Paul Gillet fait déguster ses produits dans le hall d'un supermarché

Depuis 1922, la Maison Gillet perpétue à Villebarou (41) une tradition charcutière profondément ancrée dans le territoire. Aux manettes aujourd’hui, Paul Gillet, représentant de la quatrième génération, conjugue respect des savoir-faire familiaux, circuits courts et réinvention discrète. Dans ses marmites, mijotent autant de bons produits que d’histoires de transmission, de résilience et de passion.

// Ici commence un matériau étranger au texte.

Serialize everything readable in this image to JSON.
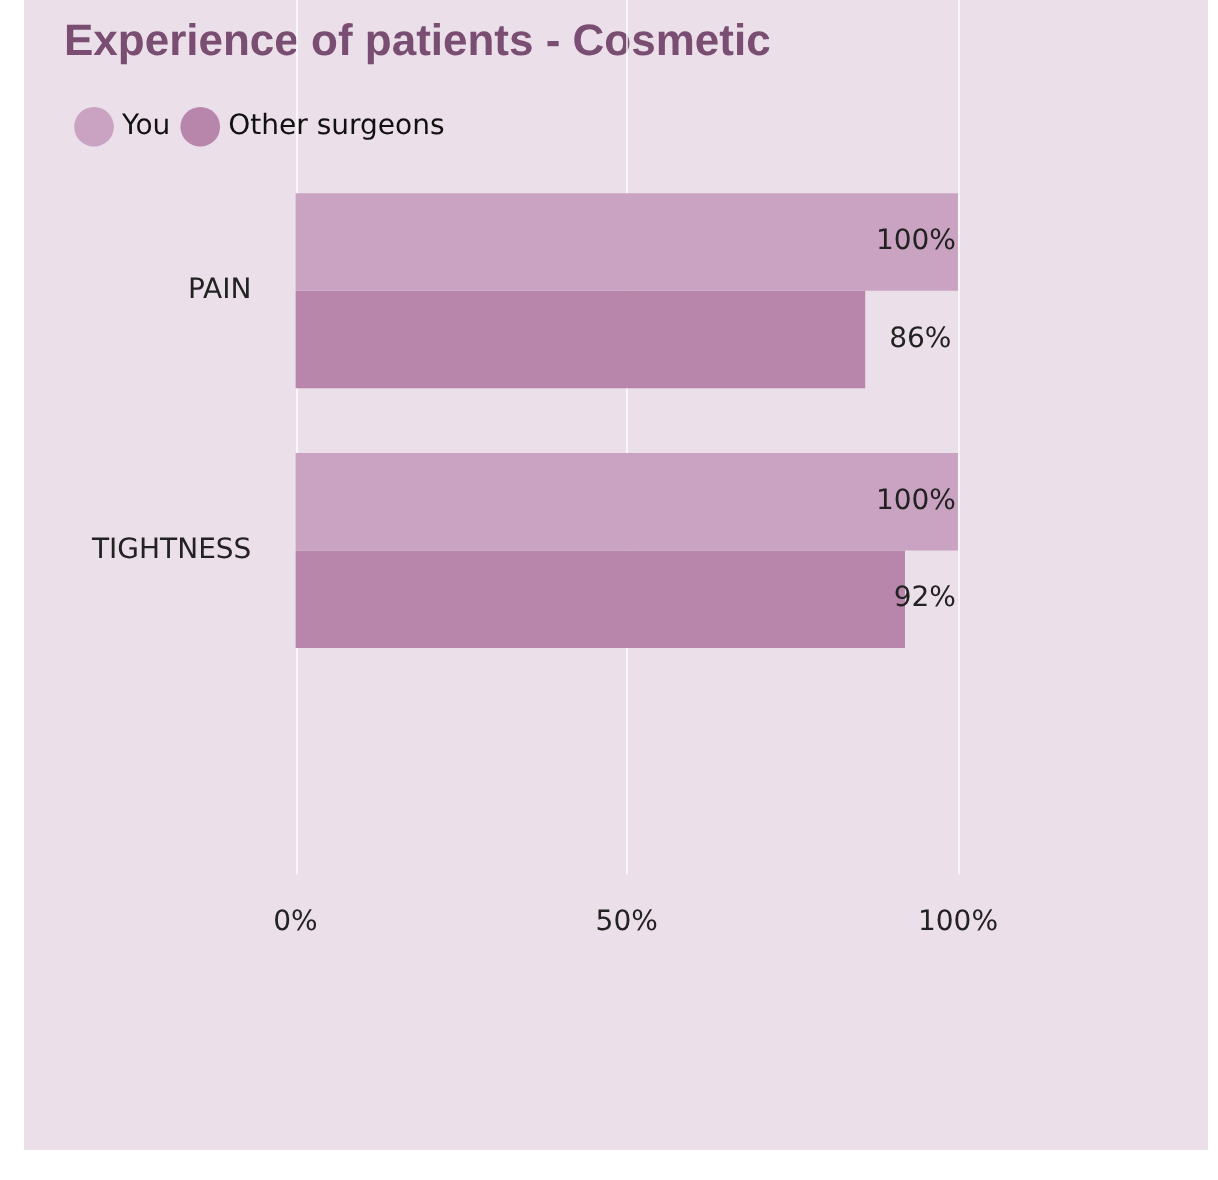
{
  "chart_data": {
    "type": "bar",
    "orientation": "horizontal",
    "title": "Experience of patients - Cosmetic",
    "categories": [
      "PAIN",
      "TIGHTNESS"
    ],
    "series": [
      {
        "name": "You",
        "color": "#c9a3c1",
        "values": [
          100,
          100
        ],
        "value_labels": [
          "100%",
          "100%"
        ]
      },
      {
        "name": "Other surgeons",
        "color": "#b885ab",
        "values": [
          86,
          92
        ],
        "value_labels": [
          "86%",
          "92%"
        ]
      }
    ],
    "xlim": [
      0,
      100
    ],
    "xticks": [
      {
        "value": 0,
        "label": "0%"
      },
      {
        "value": 50,
        "label": "50%"
      },
      {
        "value": 100,
        "label": "100%"
      }
    ],
    "grid": "x",
    "legend": "top left"
  }
}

À Villebarou, un siècle d’histoire familiale

Tout commence il y a plus d’un siècle. En 1922, Marcel Gillet, arrière-grand-père de Paul, rachète une charcuterie à Villebarou, en Loir-et-Cher. Il y apporte son nom, son savoir-faire et une vision d’artisan du vivant. « À l’époque, les cochons sont élevés à la ferme, nourris et soignés avant d’être transformés sur place » précise Paul. La charcuterie ne se limite pas à un métier : c’est un lien entre l’éleveur, l’artisan et le village tout entier.

Paul Gillet n’a pas connu cette époque, mais il en a hérité les valeurs. « Mon arrière-grand-père faisait tout, même du vin à une époque ! Il faisait grandir les cochons chez les paysans. C’était une autre manière de travailler, mais toujours avec une logique de proximité. »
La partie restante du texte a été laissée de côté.